E como é impressionante encontrar tanta coisa estranha num seriado que parecia advogar sobre direitos dos animais e expor os abusos que sofrem em zoológicos, a despeito de todo o tratamento cuidadoso que parecem ter. Nada disso. Se há algo impressionante aqui não são os tigres. Eles tocarem eventualmente o coração dos espectadores mais sensíveis a fofura é apenas um alívio da sujeira sob a superfície de cada discurso. O objetivo de “Tiger King” provavelmente não era mostrar as facetas complexas do ser humano especificamente, descascar a personalidade de alguém a fim de expor como pode ser a fonte de tantas coisas contraditórias, belas e nefastas ao mesmo tempo. É isso que acontece, curiosamente, quando o mesmo personagem que parecia ser tão correto e se importar com os animais passa a mostrar um lado negativamente incomum, sem charme algum para defender; e então o mesmo personagem parece não ser tão horrível mais adiante quando o ranking moral é atualizado e os crimes dos outros se sobressaem muito.
A tendência é ir de mal a pior até que se torna obrigatório nivelar por baixo. Salvam-se os coadjuvantes, aqueles que queriam dedicar suas vidas para dar uma mais digna aos animais e conseguiram se manter livres de intrigas. Isso apenas para deixar claro que nem todos os retratados em “Tiger King” são indecentes. A grande maioria impressiona conforme mostra que vai além de nutrir ódio voluntariamente ou de ter alguma característica negativa num grande conjunto, é gente que ganhou — e ainda ganha — a vida mentindo, de forma que chega num ponto impossível de distinguir quem é confiável de quem não é. A verdade parece puxar mais para o lado do interesse em nutrir egos ou tentar melhorar a imagem pública com mais mentiras e omissões estratégicas para tirar o foco das partes deselegantes. De todas as possibilidades, como tanta gente ruim foi se reunir no mesmo círculo profissional de criadores de tigres? Essa é a grande pergunta.

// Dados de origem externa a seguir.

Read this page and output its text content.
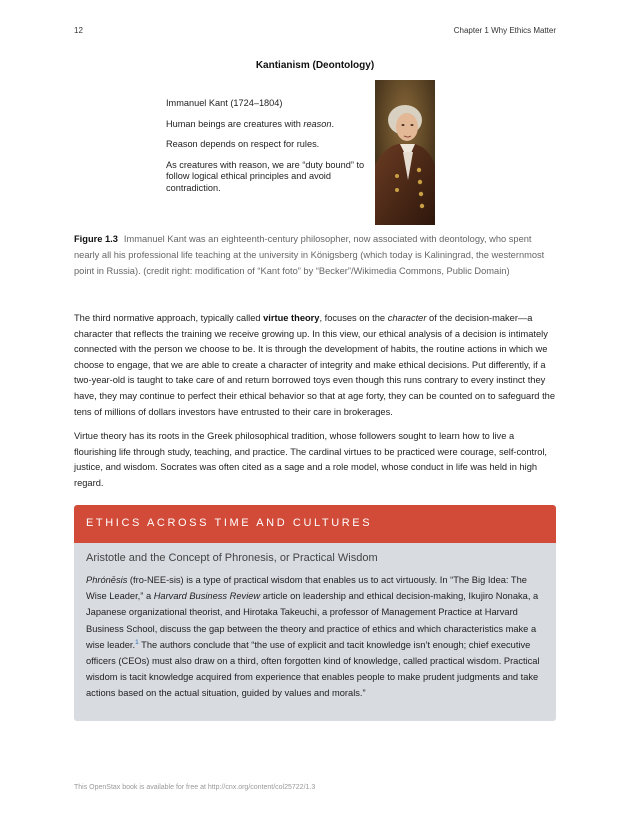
12	Chapter 1 Why Ethics Matter
Kantianism (Deontology)

Immanuel Kant (1724–1804)

Human beings are creatures with reason.

Reason depends on respect for rules.

As creatures with reason, we are “duty bound” to follow logical ethical principles and avoid contradiction.

Figure 1.3 Immanuel Kant was an eighteenth-century philosopher, now associated with deontology, who spent nearly all his professional life teaching at the university in Königsberg (which today is Kaliningrad, the westernmost point in Russia). (credit right: modification of “Kant foto” by “Becker”/Wikimedia Commons, Public Domain)
The third normative approach, typically called virtue theory, focuses on the character of the decision-maker—a character that reflects the training we receive growing up. In this view, our ethical analysis of a decision is intimately connected with the person we choose to be. It is through the development of habits, the routine actions in which we choose to engage, that we are able to create a character of integrity and make ethical decisions. Put differently, if a two-year-old is taught to take care of and return borrowed toys even though this runs contrary to every instinct they have, they may continue to perfect their ethical behavior so that at age forty, they can be counted on to safeguard the tens of millions of dollars investors have entrusted to their care in brokerages.
Virtue theory has its roots in the Greek philosophical tradition, whose followers sought to learn how to live a flourishing life through study, teaching, and practice. The cardinal virtues to be practiced were courage, self-control, justice, and wisdom. Socrates was often cited as a sage and a role model, whose conduct in life was held in high regard.
ETHICS ACROSS TIME AND CULTURES
Aristotle and the Concept of Phronesis, or Practical Wisdom
Phrónēsis (fro-NEE-sis) is a type of practical wisdom that enables us to act virtuously. In “The Big Idea: The Wise Leader,” a Harvard Business Review article on leadership and ethical decision-making, Ikujiro Nonaka, a Japanese organizational theorist, and Hirotaka Takeuchi, a professor of Management Practice at Harvard Business School, discuss the gap between the theory and practice of ethics and which characteristics make a wise leader.$^1$ The authors conclude that “the use of explicit and tacit knowledge isn’t enough; chief executive officers (CEOs) must also draw on a third, often forgotten kind of knowledge, called practical wisdom. Practical wisdom is tacit knowledge acquired from experience that enables people to make prudent judgments and take actions based on the actual situation, guided by values and morals.”
This OpenStax book is available for free at http://cnx.org/content/col25722/1.3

Joe Exotic por si já seria material o bastante para preencher uma minissérie sozinho, isso fica claro uma vez que se bota os olhos nele. E é claro que algum espertinho da indústria pensou nisso ao anunciar uma nova minissérie da CBS focada em Exotic estrelando Nicolas Cage. Qual a razão disso, sendo que ele bastante explorado aqui? Dinheiro, é claro, a mesma coisa que incentivou o canal Investigation Discovery a produzir outra série focada em Carole Baskin e no desaparecimento de seu marido, além de um especial de TV de uma hora lançado pela TMZ. A grande verdade é que todos querem pegar carona no sucesso do seriado mais popular do Netflix em sua primeira semana, com 34 milhões de espectadores. Deu sorte quem teve a idéia original de “Tiger King” e saiu na frente dessa corrida, aproveitando o conteúdo fantástico e aliando isso a uma narrativa engajante. Restou para o resto das produtoras se mexerem com um trabalho invejável e um tanto inusitado mostrando a maravilha da possibilidade de encontrar uma história insana dessa num zoológico.